A couple months after I announced my price increase for new clients, a key freelancer told me she was raising her rates 75%, starting a month later. That felt really abrupt.

I said “yes” because I needed her help, but it changed how I assigned work. I started shifting some work to a lower-rate person. More recently, it led to hiring an employee to handle things at a lower hourly rate.

I don’t resent the increase—her previous rate was an especially good deal for me. She was going from below-market to market rate. But she could have made it less sudden—which affirmed my plan to give my current clients five months’ notice, along with the pre-pay option to lock in the lower rates for even longer.

It all comes down to value, right?

Bad Framing: 60% increase… due to future increased costs

A key vendor told me she was raising her prices 60%. I knew I’d been getting a special deal, although she didn’t highlight that during the increase discussion.

She framed the increase in terms of her own needs, not mine—that she was doing a certification to provide increased value, and that it would cost her more.

Sorry, but your costs aren’t my problem—don’t include that in your rationale, unless you’ve had people at the same rate for years and your costs have indeed increased.

Good: 50% increase… with a pre-pay bonus

When another freelancer shared that she was raising rates 50% in 2018—but I could keep the old rate on any pre-paid hours—I immediately said “yes”… and then pre-paid even more in late December.

Remember, it’s not just the increase—your success depends on how you frame it. And of course, that clients see you as delivering high-value work.

If clients see you as interchangeable, you’ll struggle to raise prices.

Roundup: How to raise prices for your current clients

Ready to raise prices for current clients? Answer these questions before you proceed.
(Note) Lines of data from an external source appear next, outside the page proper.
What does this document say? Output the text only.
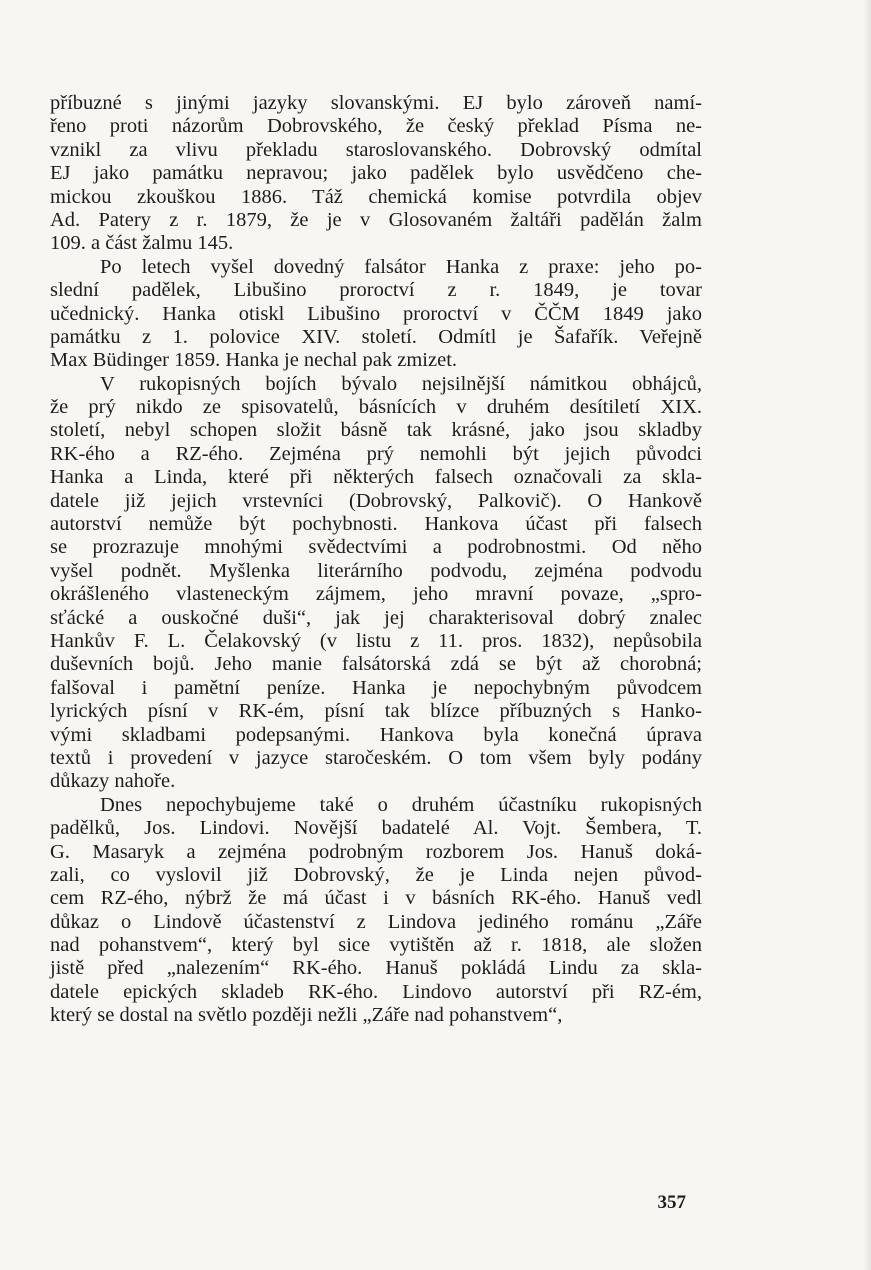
příbuzné s jinými jazyky slovanskými. EJ bylo zároveň namí-
řeno proti názorům Dobrovského, že český překlad Písma ne-
vznikl za vlivu překladu staroslovanského. Dobrovský odmítal
EJ jako památku nepravou; jako padělek bylo usvědčeno che-
mickou zkouškou 1886. Táž chemická komise potvrdila objev
Ad. Patery z r. 1879, že je v Glosovaném žaltáři padělán žalm
109. a část žalmu 145.
Po letech vyšel dovedný falsátor Hanka z praxe: jeho po-
slední padělek, Libušino proroctví z r. 1849, je tovar
učednický. Hanka otiskl Libušino proroctví v ČČM 1849 jako
památku z 1. polovice XIV. století. Odmítl je Šafařík. Veřejně
Max Büdinger 1859. Hanka je nechal pak zmizet.
V rukopisných bojích bývalo nejsilnější námitkou obhájců,
že prý nikdo ze spisovatelů, básnících v druhém desítiletí XIX.
století, nebyl schopen složit básně tak krásné, jako jsou skladby
RK-ého a RZ-ého. Zejména prý nemohli být jejich původci
Hanka a Linda, které při některých falsech označovali za skla-
datele již jejich vrstevníci (Dobrovský, Palkovič). O Hankově
autorství nemůže být pochybnosti. Hankova účast při falsech
se prozrazuje mnohými svědectvími a podrobnostmi. Od něho
vyšel podnět. Myšlenka literárního podvodu, zejména podvodu
okrášleného vlasteneckým zájmem, jeho mravní povaze, „spro-
sťácké a ouskočné duši“, jak jej charakterisoval dobrý znalec
Hankův F. L. Čelakovský (v listu z 11. pros. 1832), nepůsobila
duševních bojů. Jeho manie falsátorská zdá se být až chorobná;
falšoval i pamětní peníze. Hanka je nepochybným původcem
lyrických písní v RK-ém, písní tak blízce příbuzných s Hanko-
vými skladbami podepsanými. Hankova byla konečná úprava
textů i provedení v jazyce staročeském. O tom všem byly podány
důkazy nahoře.
Dnes nepochybujeme také o druhém účastníku rukopisných
padělků, Jos. Lindovi. Novější badatelé Al. Vojt. Šembera, T.
G. Masaryk a zejména podrobným rozborem Jos. Hanuš doká-
zali, co vyslovil již Dobrovský, že je Linda nejen původ-
cem RZ-ého, nýbrž že má účast i v básních RK-ého. Hanuš vedl
důkaz o Lindově účastenství z Lindova jediného románu „Záře
nad pohanstvem“, který byl sice vytištěn až r. 1818, ale složen
jistě před „nalezením“ RK-ého. Hanuš pokládá Lindu za skla-
datele epických skladeb RK-ého. Lindovo autorství při RZ-ém,
který se dostal na světlo později nežli „Záře nad pohanstvem“,
357
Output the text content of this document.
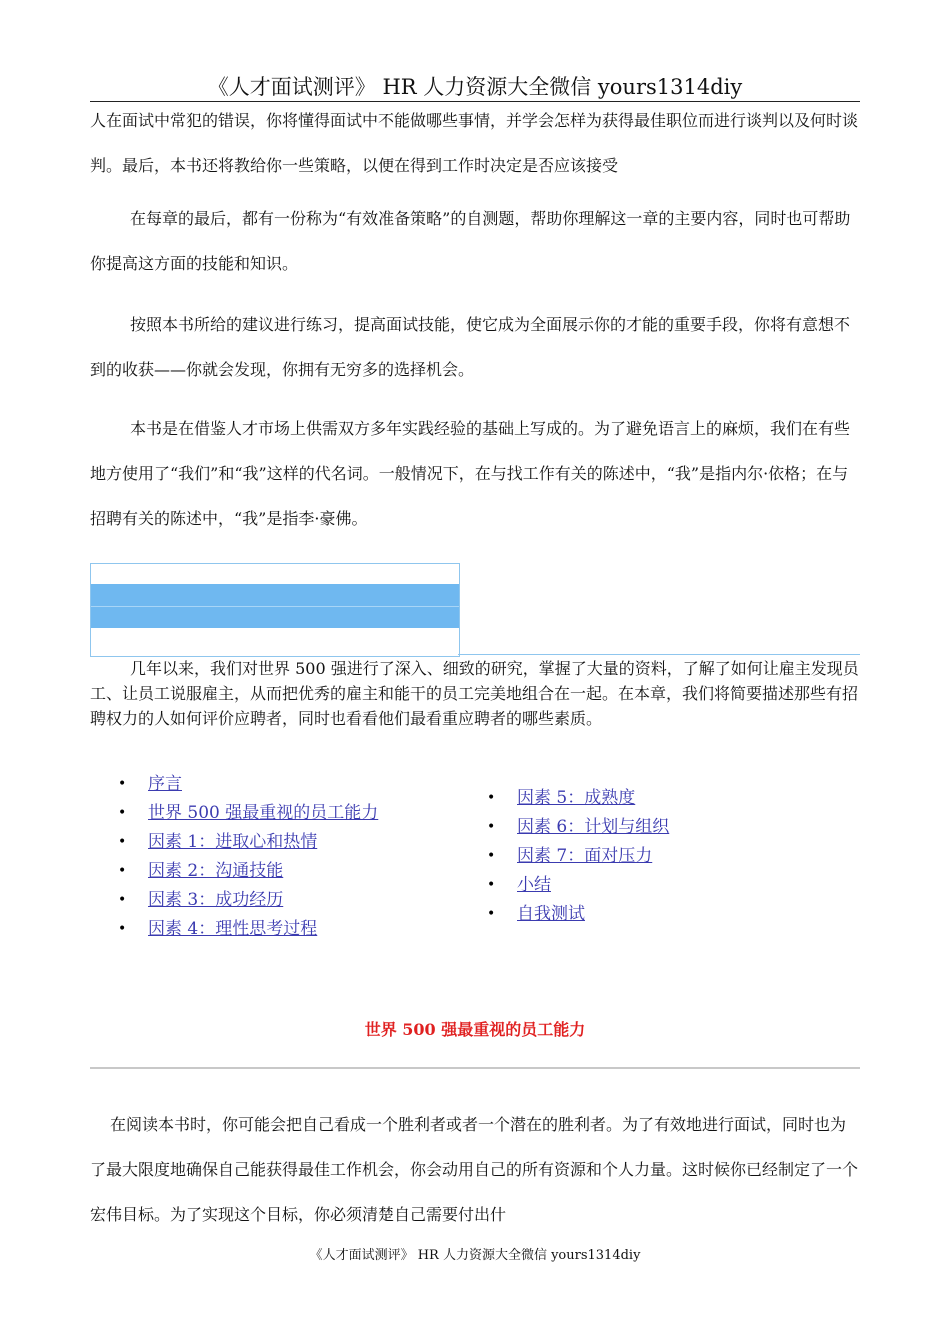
《人才面试测评》 HR 人力资源大全微信 yours1314diy

人在面试中常犯的错误，你将懂得面试中不能做哪些事情，并学会怎样为获得最佳职位而进行谈判以及何时谈判。最后，本书还将教给你一些策略，以便在得到工作时决定是否应该接受

在每章的最后，都有一份称为“有效准备策略”的自测题，帮助你理解这一章的主要内容，同时也可帮助你提高这方面的技能和知识。

按照本书所给的建议进行练习，提高面试技能，使它成为全面展示你的才能的重要手段，你将有意想不到的收获——你就会发现，你拥有无穷多的选择机会。

本书是在借鉴人才市场上供需双方多年实践经验的基础上写成的。为了避免语言上的麻烦，我们在有些地方使用了“我们”和“我”这样的代名词。一般情况下，在与找工作有关的陈述中，“我”是指内尔·依格；在与招聘有关的陈述中，“我”是指李·豪佛。

几年以来，我们对世界 500 强进行了深入、细致的研究，掌握了大量的资料，了解了如何让雇主发现员工、让员工说服雇主，从而把优秀的雇主和能干的员工完美地组合在一起。在本章，我们将简要描述那些有招聘权力的人如何评价应聘者，同时也看看他们最看重应聘者的哪些素质。

• 序言
• 世界 500 强最重视的员工能力
• 因素 1：进取心和热情
• 因素 2：沟通技能
• 因素 3：成功经历
• 因素 4：理性思考过程
• 因素 5：成熟度
• 因素 6：计划与组织
• 因素 7：面对压力
• 小结
• 自我测试
世界 500 强最重视的员工能力

在阅读本书时，你可能会把自己看成一个胜利者或者一个潜在的胜利者。为了有效地进行面试，同时也为了最大限度地确保自己能获得最佳工作机会，你会动用自己的所有资源和个人力量。这时候你已经制定了一个宏伟目标。为了实现这个目标，你必须清楚自己需要付出什

《人才面试测评》 HR 人力资源大全微信 yours1314diy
  1. Do our clients see us irreplaceable? If not, fix that first.
  2. Are current clients happy working with us? If not, fix that first.
  3. Do we have a strong sales pipeline? If not, fix that first.
  4. Can we afford a 3-6 month transition period on the increase? If not, you’re going to lose a lot of clients who feel like you burned them.
  5. Do you have reasonable talking points to explain the increase? Create those first.
  6. Do you have someone objective to confirm whether the increase makes sense? Once you start the increase, you don’t want to stop; it will make clients question your credibility.
  7. Can we offer a bonus for clients who pre-pay or otherwise extend their commitment? Can you handle a medium-term drop in revenue in exchange for the short-term increase now?

Be sure to work out your plan, get objective feedback, and prepare for the client and financial implications if things go worse—or better—than you planned.

Question: What are you wondering about before you raise your prices?